Discussion in 'Article Discussion' started by bit-tech, 11 Dec 2020.
Surely the most useless card of this generation, mainly because of the hard power limit set by AMD which will severely hinder any overclocking.
Dunno about that - for someone who wants a really quiet card, but isn't prepared to either mod their own AIO in to to make a custom loop, this will do the job (in a rather expensive way, mind)
Sledgehammer to drive in a nail comes to mind.
the limit is 3Ghz, significantly higher than default clocks, the 6800XT version get another 11% fps, so if priced reasonably would make this stronger more often than the 3090, I'd want to buy a stock variant though and plumb one into my own setup but its a nice option for those with water setups.

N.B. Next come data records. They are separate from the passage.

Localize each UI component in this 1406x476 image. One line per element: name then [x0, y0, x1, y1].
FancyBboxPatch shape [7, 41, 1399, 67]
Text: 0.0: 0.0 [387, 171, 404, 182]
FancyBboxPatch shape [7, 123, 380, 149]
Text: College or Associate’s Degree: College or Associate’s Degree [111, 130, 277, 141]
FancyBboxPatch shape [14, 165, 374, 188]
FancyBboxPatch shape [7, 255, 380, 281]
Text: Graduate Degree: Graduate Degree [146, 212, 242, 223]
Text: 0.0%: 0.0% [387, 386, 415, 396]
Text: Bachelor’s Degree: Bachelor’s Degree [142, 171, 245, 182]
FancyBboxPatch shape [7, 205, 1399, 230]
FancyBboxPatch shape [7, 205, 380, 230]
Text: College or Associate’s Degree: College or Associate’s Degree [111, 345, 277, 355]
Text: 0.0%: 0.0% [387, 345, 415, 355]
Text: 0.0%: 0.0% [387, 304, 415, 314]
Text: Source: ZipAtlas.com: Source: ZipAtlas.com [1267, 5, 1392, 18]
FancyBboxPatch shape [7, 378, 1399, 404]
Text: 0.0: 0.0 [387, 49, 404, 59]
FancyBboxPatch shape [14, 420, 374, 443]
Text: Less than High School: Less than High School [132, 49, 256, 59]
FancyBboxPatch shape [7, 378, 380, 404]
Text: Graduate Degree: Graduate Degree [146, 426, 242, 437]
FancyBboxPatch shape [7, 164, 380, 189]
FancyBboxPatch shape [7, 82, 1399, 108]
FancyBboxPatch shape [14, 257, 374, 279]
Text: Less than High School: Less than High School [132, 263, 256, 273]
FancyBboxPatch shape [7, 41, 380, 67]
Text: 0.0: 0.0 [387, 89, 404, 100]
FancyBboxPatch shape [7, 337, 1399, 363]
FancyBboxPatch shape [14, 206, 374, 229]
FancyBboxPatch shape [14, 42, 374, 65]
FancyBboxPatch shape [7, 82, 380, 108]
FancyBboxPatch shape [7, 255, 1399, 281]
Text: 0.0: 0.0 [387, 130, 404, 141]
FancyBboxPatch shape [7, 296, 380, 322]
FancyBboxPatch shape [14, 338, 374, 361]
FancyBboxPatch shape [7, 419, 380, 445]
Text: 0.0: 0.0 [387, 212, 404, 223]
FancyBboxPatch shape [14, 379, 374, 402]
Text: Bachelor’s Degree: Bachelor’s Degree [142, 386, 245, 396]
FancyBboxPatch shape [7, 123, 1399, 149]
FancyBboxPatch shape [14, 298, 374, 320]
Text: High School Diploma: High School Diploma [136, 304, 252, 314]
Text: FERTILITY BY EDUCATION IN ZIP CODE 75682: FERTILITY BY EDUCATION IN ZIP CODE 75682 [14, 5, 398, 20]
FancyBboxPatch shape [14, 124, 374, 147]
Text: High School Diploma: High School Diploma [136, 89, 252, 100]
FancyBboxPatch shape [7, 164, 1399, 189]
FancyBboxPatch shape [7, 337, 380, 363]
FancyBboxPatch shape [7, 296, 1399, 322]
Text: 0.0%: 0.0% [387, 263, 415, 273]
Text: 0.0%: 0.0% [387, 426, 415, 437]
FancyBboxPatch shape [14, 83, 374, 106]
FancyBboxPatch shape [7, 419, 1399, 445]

I've been water cooling GPUs ever since the 1080Ti (well, Titan XP). Basically when the blower became incapable of cooling the card and offering any overclock. I've had a few cards since then on water, and the difference is huge. Sure, very high end air coolers may do a better job than that blower and offer overclocking but they also make noise. Depending on those overclocks noise and heat. I have what I consider to be a very quiet 2070 Super and the cooler on it doesn't have a huge job to do. I mean the die is totally mingy.

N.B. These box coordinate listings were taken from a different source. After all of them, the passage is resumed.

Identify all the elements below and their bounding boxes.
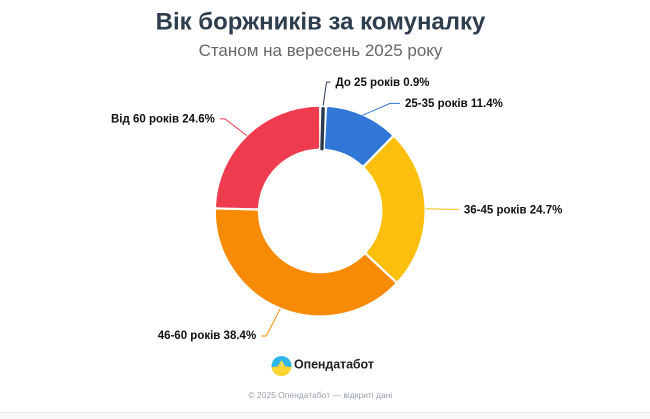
svg-text:25-35 років 11.4%: 25-35 років 11.4% — [405, 98, 503, 110]
svg-text:Вік боржників за комуналку: Вік боржників за комуналку — [156, 9, 486, 36]
svg-text:Від 60 років 24.6%: Від 60 років 24.6% — [111, 114, 215, 126]
svg-text:46-60 років 38.4%: 46-60 років 38.4% — [158, 330, 256, 342]
svg-text:Станом на вересень 2025 року: Станом на вересень 2025 року — [199, 41, 443, 60]
svg-text:До 25 років 0.9%: До 25 років 0.9% — [336, 77, 430, 89]
svg-text:© 2025 Опендатабот — відкриті: © 2025 Опендатабот — відкриті дані — [248, 390, 392, 400]
svg-text:36-45 років 24.7%: 36-45 років 24.7% — [464, 204, 562, 216]
svg-text:Опендатабот: Опендатабот — [294, 357, 374, 371]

However with the rest of the rig under water I soon notice that GPU spin up into life and start whirring. And of course the 70 odd degree temps. I have only bought one card that I have not put under water in about 5 years and that is this.

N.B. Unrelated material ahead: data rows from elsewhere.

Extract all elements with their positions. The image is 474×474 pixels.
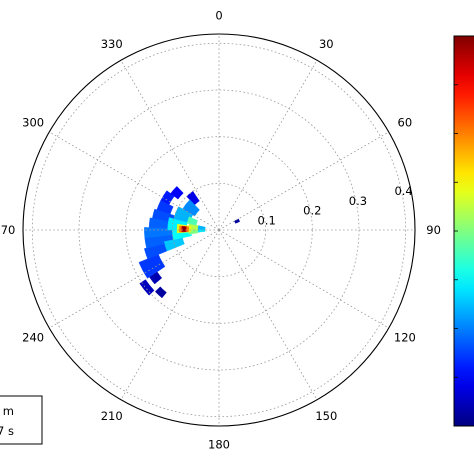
info-box-line: 8.7 s bbox=[0, 424, 14, 438]
radius-tick-label: 0.3 bbox=[349, 194, 367, 208]
polar-grid bbox=[22, 33, 416, 427]
angle-tick-label: 120 bbox=[394, 330, 416, 344]
heat-cell bbox=[160, 190, 175, 205]
axis-labels-layer: 0 30 60 90 120 150 180 210 240 270 300 330 0.1 0.2 0.3… bbox=[0, 8, 441, 451]
angle-tick-label: 210 bbox=[101, 409, 123, 423]
angle-tick-label: 150 bbox=[315, 409, 337, 423]
radial-grid-line bbox=[49, 229, 220, 329]
ring-grid-line bbox=[78, 89, 360, 371]
radial-grid-line bbox=[120, 60, 220, 231]
heat-cell bbox=[182, 199, 200, 217]
angle-tick-label: 90 bbox=[426, 223, 441, 237]
heat-cell bbox=[234, 218, 241, 224]
radius-tick-label: 0.4 bbox=[394, 184, 412, 198]
radial-grid-line bbox=[218, 229, 318, 400]
angle-tick-label: 0 bbox=[215, 8, 222, 22]
radial-grid-line bbox=[218, 131, 389, 231]
radius-tick-label: 0.1 bbox=[257, 213, 275, 227]
heat-cell bbox=[138, 254, 166, 279]
info-box-frame bbox=[0, 395, 43, 445]
heat-cell bbox=[197, 225, 206, 230]
heat-cell bbox=[139, 279, 155, 296]
info-box: 5.7 m 8.7 s bbox=[0, 395, 43, 445]
radial-grid-line bbox=[49, 131, 220, 231]
heat-cell bbox=[182, 226, 186, 232]
heat-cell bbox=[163, 237, 185, 252]
outer-axis-circle bbox=[22, 33, 416, 427]
ring-grid-line bbox=[31, 42, 407, 418]
radial-grid-line bbox=[218, 229, 389, 329]
radial-grid-line bbox=[120, 229, 220, 400]
ring-grid-line bbox=[125, 136, 313, 324]
angle-tick-label: 30 bbox=[319, 37, 334, 51]
angle-tick-label: 300 bbox=[22, 116, 44, 130]
angle-tick-label: 270 bbox=[0, 223, 15, 237]
radius-tick-label: 0.2 bbox=[303, 204, 321, 218]
radial-grid-line bbox=[218, 60, 318, 231]
angle-tick-label: 180 bbox=[208, 438, 230, 452]
heat-cell bbox=[186, 216, 198, 226]
ring-grid-line bbox=[171, 182, 267, 278]
colorbar bbox=[453, 35, 474, 427]
data-cells-layer bbox=[138, 186, 241, 299]
angle-tick-label: 240 bbox=[22, 330, 44, 344]
heat-cell bbox=[154, 286, 167, 299]
heat-cell bbox=[170, 186, 184, 200]
info-box-line: 5.7 m bbox=[0, 404, 14, 418]
angle-tick-label: 60 bbox=[398, 116, 413, 130]
angle-tick-label: 330 bbox=[101, 37, 123, 51]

Which also has a 240mm AIO on and I can tell you 2150mhz at 44c max is much better than the die constantly running at twice that heat and all of the noise involved. My fans are simply set to 7v like the rest in the rig and that sound profile never changes.
I guess it's the same question of "Is water cooling worth it?". Yes, yes it is. Especially on a GPU, the single most hottest component in your PC.
To my mind you get better value out of sticking an AIO on a GPU than a CPU since you get direct-die contact, and also the die is really big. I put a little 120mm one on an RX 480 because my case layout was peculiar (and the regular cooler was shockingly bad) and it was kept ~silent at 60 degrees. Feels to me like the difference with a moderate air cooler on a CPU and an AIO isn't so much.